Les tensions au Moyen-Orient relancent les calculs sur l’offre de pétrole
Malgré les frappes américaines qui ont tué le général iranien Qassem Soleimani, les marchés n’arrivent pas à intégrer l’hypothèse d’un choc pétrolier ni de représailles militaires suffisamment fortes pour toucher durablement les infrastructures de pays producteurs comme l’Arabie saoudite ou bloquer le détroit d’Ormuz. Du coup, les cours continuaient à baisser mardi, inférieurs à 68 dollars pour les futures mars 2020 sur le baril de Brent alors qu’ils avaient touché brièvement 70,70 dollars lundi matin.
Lancés dans divers calculs, les investisseurs restent sceptiques, se rappelant les effets très limités sur les prix des attaques de 2019, notamment contre les infrastructures d’Aramco en septembre.
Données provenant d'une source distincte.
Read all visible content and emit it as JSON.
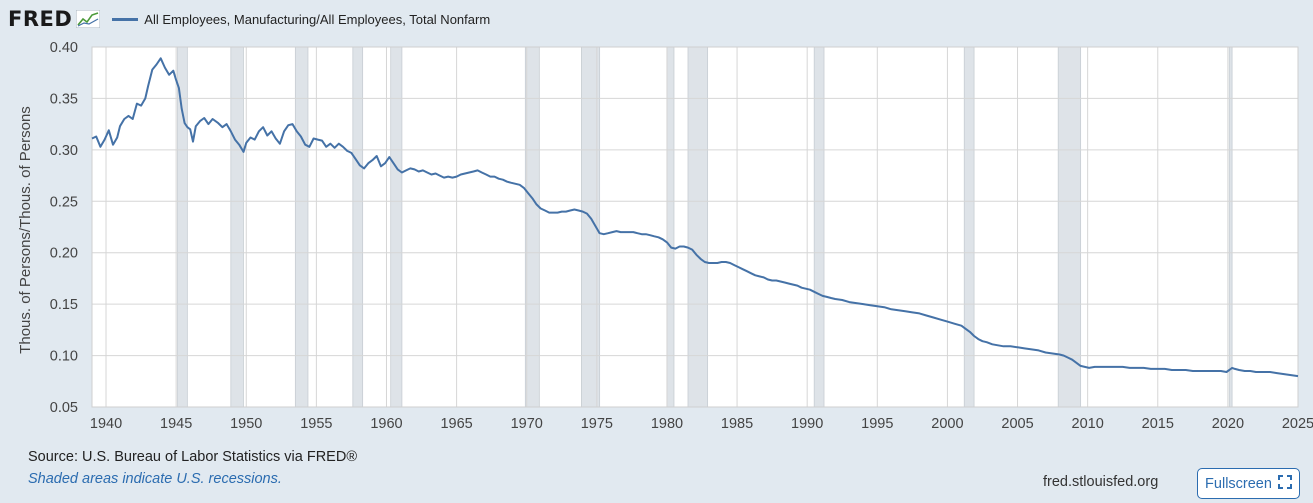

Tout d’abord, l’impact de cet événement sur le pétrole iranien devrait être quasi-nul : les sanctions imposées par les États-Unis dans le cadre du conflit sur le nucléaire iranien ont déjà entraîné une baisse des exportations de 2,6 millions de barils par jour (mbj) à 0,6 mbj, sur environ 2,1 mbj désormais produits par l’Iran. Et si l’implication de l’Irak (4,7 mbj) s’ajoute au risque, seul JPMorgan estime désormais un possible déficit de l’offre de -200.000 barils par jour pour 2020, au lieu de +600.000 estimés cet automne. Les analystes d’UBS notent que l’Opep (29,7 mbj, dont 9,9 pour l’Arabie saoudite) et la Russie (11,2 mbj) pourraient accroître rapidement leur production pour compenser, jusqu’à 3,3 mbj. «Les futures sur le Brent à 5 ans, auxquels les évaluations du secteur pétrolier sont étroitement corrélées, restent au-dessous de 60 dollars le baril», ajoutent-ils.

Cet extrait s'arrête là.